Avec 44% des consommateurs qui retardent encore leurs achats importants (le prix de la plupart des véhicules électriques démarre à 50.000 €), le fossé entre ceux qui ont et ceux qui n’ont pas de véhicule électrique va devenir de plus en plus évident. »

Des solutions contre ce stress

Reste que deux, voire trois des gros stress dus à la voiture électrique, ceux de l’autonomie, du temps de chargement et même du coût, pourraient disparaître à moyen terme et enfin dorer le blason de la voiture électrique auprès d’un public plus large.

Deux nouvelles sont à prendre un compte. La première nous vient de Toyota. Le constructeur japonais a inventé une batterie solide. Sans rentrer dans des détails trop techniques, on passe des électrolytes liquides à des solides. Ce qui permet une autonomie de 1.200 kilomètres en une seule charge! Et la recharge de la voiture de 10% à 80% peut s’effectuer en seulement 10 minutes. Le coût de production de cette batterie solide, qui sera produite en masse dès 2027, est par ailleurs diminué de moitié.
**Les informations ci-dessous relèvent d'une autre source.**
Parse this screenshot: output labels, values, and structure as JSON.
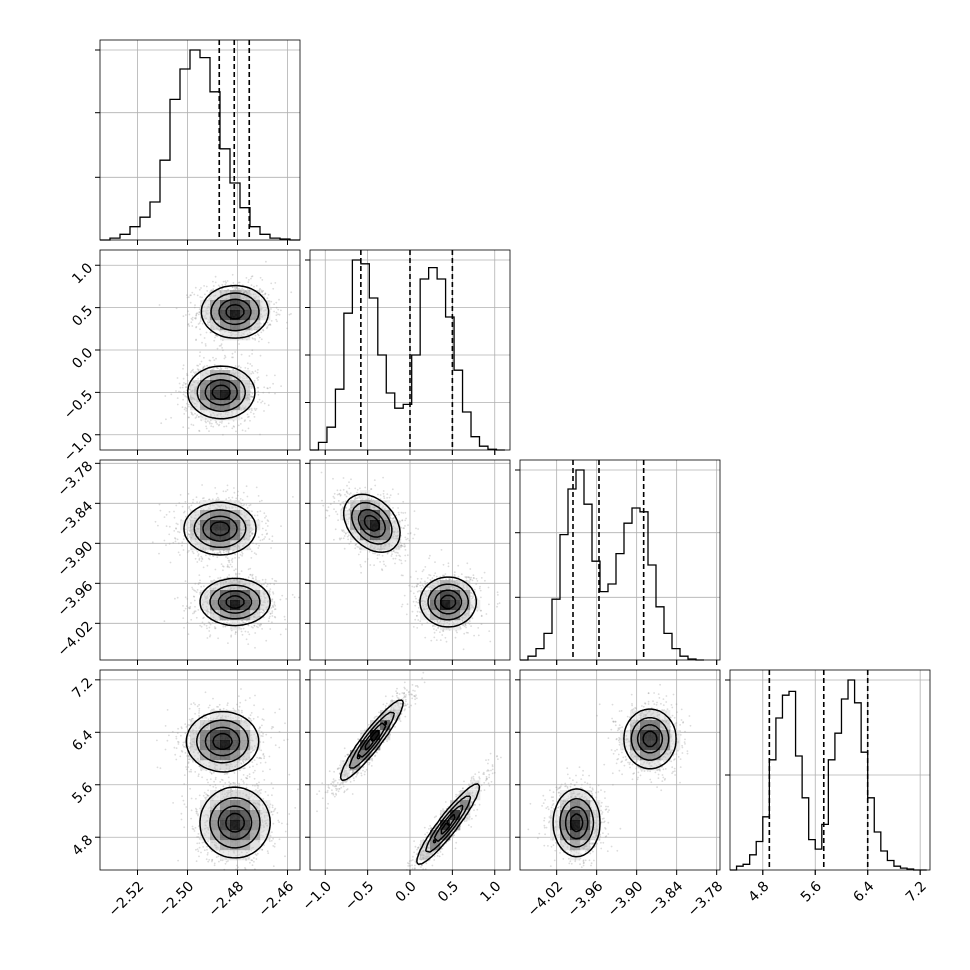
{
  "figure": {
    "background": "#ffffff",
    "grid_color": "#b0b0b0",
    "line_color": "#000000",
    "point_color": "#9a9a9a"
  },
  "chart_data": {
    "type": "corner",
    "dimensions": 4,
    "grid": true,
    "axes": [
      {
        "index": 0,
        "range": [
          -2.535,
          -2.455
        ],
        "ticks": [
          -2.52,
          -2.5,
          -2.48,
          -2.46
        ],
        "tick_labels": [
          "−2.52",
          "−2.50",
          "−2.48",
          "−2.46"
        ]
      },
      {
        "index": 1,
        "range": [
          -1.18,
          1.18
        ],
        "ticks": [
          -1.0,
          -0.5,
          0.0,
          0.5,
          1.0
        ],
        "tick_labels": [
          "−1.0",
          "−0.5",
          "0.0",
          "0.5",
          "1.0"
        ]
      },
      {
        "index": 2,
        "range": [
          -4.075,
          -3.775
        ],
        "ticks": [
          -4.02,
          -3.96,
          -3.9,
          -3.84,
          -3.78
        ],
        "tick_labels": [
          "−4.02",
          "−3.96",
          "−3.90",
          "−3.84",
          "−3.78"
        ]
      },
      {
        "index": 3,
        "range": [
          4.3,
          7.35
        ],
        "ticks": [
          4.8,
          5.6,
          6.4,
          7.2
        ],
        "tick_labels": [
          "4.8",
          "5.6",
          "6.4",
          "7.2"
        ]
      }
    ],
    "marginals": [
      {
        "axis": 0,
        "quantiles": [
          -2.4873,
          -2.4813,
          -2.4753
        ],
        "bin_edges": [
          -2.535,
          -2.531,
          -2.527,
          -2.523,
          -2.519,
          -2.515,
          -2.511,
          -2.507,
          -2.503,
          -2.499,
          -2.495,
          -2.491,
          -2.487,
          -2.483,
          -2.479,
          -2.475,
          -2.471,
          -2.467,
          -2.463,
          -2.459,
          -2.455
        ],
        "counts": [
          0,
          0.01,
          0.03,
          0.07,
          0.12,
          0.2,
          0.42,
          0.74,
          0.9,
          1.0,
          0.96,
          0.78,
          0.48,
          0.3,
          0.17,
          0.07,
          0.03,
          0.01,
          0.005,
          0
        ],
        "y_ticks": [
          0.33,
          0.67,
          1.0
        ]
      },
      {
        "axis": 1,
        "quantiles": [
          -0.58,
          0.0,
          0.5
        ],
        "bin_edges": [
          -1.18,
          -1.08,
          -0.98,
          -0.88,
          -0.78,
          -0.68,
          -0.58,
          -0.48,
          -0.38,
          -0.28,
          -0.18,
          -0.08,
          0.02,
          0.12,
          0.22,
          0.32,
          0.42,
          0.52,
          0.62,
          0.72,
          0.82,
          0.92,
          1.02,
          1.12
        ],
        "counts": [
          0,
          0.04,
          0.12,
          0.32,
          0.72,
          1.0,
          0.98,
          0.8,
          0.5,
          0.3,
          0.22,
          0.24,
          0.5,
          0.9,
          0.96,
          0.9,
          0.7,
          0.42,
          0.2,
          0.07,
          0.02,
          0.004,
          0
        ],
        "y_ticks": [
          0.25,
          0.5,
          0.75,
          1.0
        ]
      },
      {
        "axis": 2,
        "quantiles": [
          -3.9955,
          -3.9565,
          -3.8895
        ],
        "bin_edges": [
          -4.075,
          -4.063,
          -4.051,
          -4.039,
          -4.027,
          -4.015,
          -4.003,
          -3.991,
          -3.979,
          -3.967,
          -3.955,
          -3.943,
          -3.931,
          -3.919,
          -3.907,
          -3.895,
          -3.883,
          -3.871,
          -3.859,
          -3.847,
          -3.835,
          -3.823,
          -3.811,
          -3.799
        ],
        "counts": [
          0,
          0.02,
          0.06,
          0.14,
          0.32,
          0.66,
          0.9,
          1.0,
          0.82,
          0.52,
          0.36,
          0.4,
          0.56,
          0.72,
          0.8,
          0.78,
          0.5,
          0.28,
          0.14,
          0.06,
          0.02,
          0.005,
          0
        ],
        "y_ticks": [
          0.33,
          0.67,
          1.0
        ]
      },
      {
        "axis": 3,
        "quantiles": [
          4.9,
          5.73,
          6.4
        ],
        "bin_edges": [
          4.3,
          4.4,
          4.5,
          4.6,
          4.7,
          4.8,
          4.9,
          5.0,
          5.1,
          5.2,
          5.3,
          5.4,
          5.5,
          5.6,
          5.7,
          5.8,
          5.9,
          6.0,
          6.1,
          6.2,
          6.3,
          6.4,
          6.5,
          6.6,
          6.7,
          6.8,
          6.9,
          7.0,
          7.1,
          7.2,
          7.3
        ],
        "counts": [
          0,
          0.02,
          0.03,
          0.08,
          0.15,
          0.28,
          0.58,
          0.8,
          0.92,
          0.94,
          0.6,
          0.38,
          0.16,
          0.11,
          0.24,
          0.58,
          0.72,
          0.9,
          1.0,
          0.88,
          0.62,
          0.38,
          0.2,
          0.1,
          0.05,
          0.02,
          0.01,
          0.005,
          0,
          0
        ],
        "y_ticks": [
          0.5,
          1.0
        ]
      }
    ],
    "pairs": [
      {
        "row": 1,
        "col": 0,
        "modes": [
          {
            "mean": [
              -2.481,
              0.45
            ],
            "sd": [
              0.0065,
              0.15
            ],
            "rho": 0.0
          },
          {
            "mean": [
              -2.4865,
              -0.5
            ],
            "sd": [
              0.0065,
              0.15
            ],
            "rho": 0.0
          }
        ]
      },
      {
        "row": 2,
        "col": 0,
        "modes": [
          {
            "mean": [
              -2.487,
              -3.878
            ],
            "sd": [
              0.007,
              0.019
            ],
            "rho": 0.0
          },
          {
            "mean": [
              -2.481,
              -3.988
            ],
            "sd": [
              0.0068,
              0.017
            ],
            "rho": 0.0
          }
        ]
      },
      {
        "row": 2,
        "col": 1,
        "modes": [
          {
            "mean": [
              -0.45,
              -3.87
            ],
            "sd": [
              0.16,
              0.021
            ],
            "rho": -0.35
          },
          {
            "mean": [
              0.45,
              -3.988
            ],
            "sd": [
              0.16,
              0.018
            ],
            "rho": 0.0
          }
        ]
      },
      {
        "row": 3,
        "col": 0,
        "modes": [
          {
            "mean": [
              -2.486,
              6.26
            ],
            "sd": [
              0.007,
              0.22
            ],
            "rho": 0.0
          },
          {
            "mean": [
              -2.481,
              5.02
            ],
            "sd": [
              0.0068,
              0.26
            ],
            "rho": 0.0
          }
        ]
      },
      {
        "row": 3,
        "col": 1,
        "modes": [
          {
            "mean": [
              -0.45,
              6.28
            ],
            "sd": [
              0.18,
              0.3
            ],
            "rho": 0.93
          },
          {
            "mean": [
              0.45,
              5.0
            ],
            "sd": [
              0.18,
              0.3
            ],
            "rho": 0.93
          }
        ]
      },
      {
        "row": 3,
        "col": 2,
        "modes": [
          {
            "mean": [
              -3.88,
              6.3
            ],
            "sd": [
              0.019,
              0.22
            ],
            "rho": 0.0
          },
          {
            "mean": [
              -3.99,
              5.02
            ],
            "sd": [
              0.017,
              0.25
            ],
            "rho": 0.0
          }
        ]
      }
    ]
  }
}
Autre nouvelle, chez nous cette fois, ce sont les chercheurs d’Epowers de la VUB qui ont développé un outil pour charger entièrement un véhicule en moins de dix minutes et rouler jusqu’à 1.000 kilomètres avec un nombre de recharges limité. Et ce, grâce à l’aide de technologies de pointe et de circuits à haute tension. « Cette nouvelle infrastructure permet de réduire considérablement les coûts et d’alléger la pression sur le réseau pendant le processus de charge », avance le Pr Omar Hegazy de la VUB. L’avenir nous dira si ces paris technologiques auront pu s’imposer.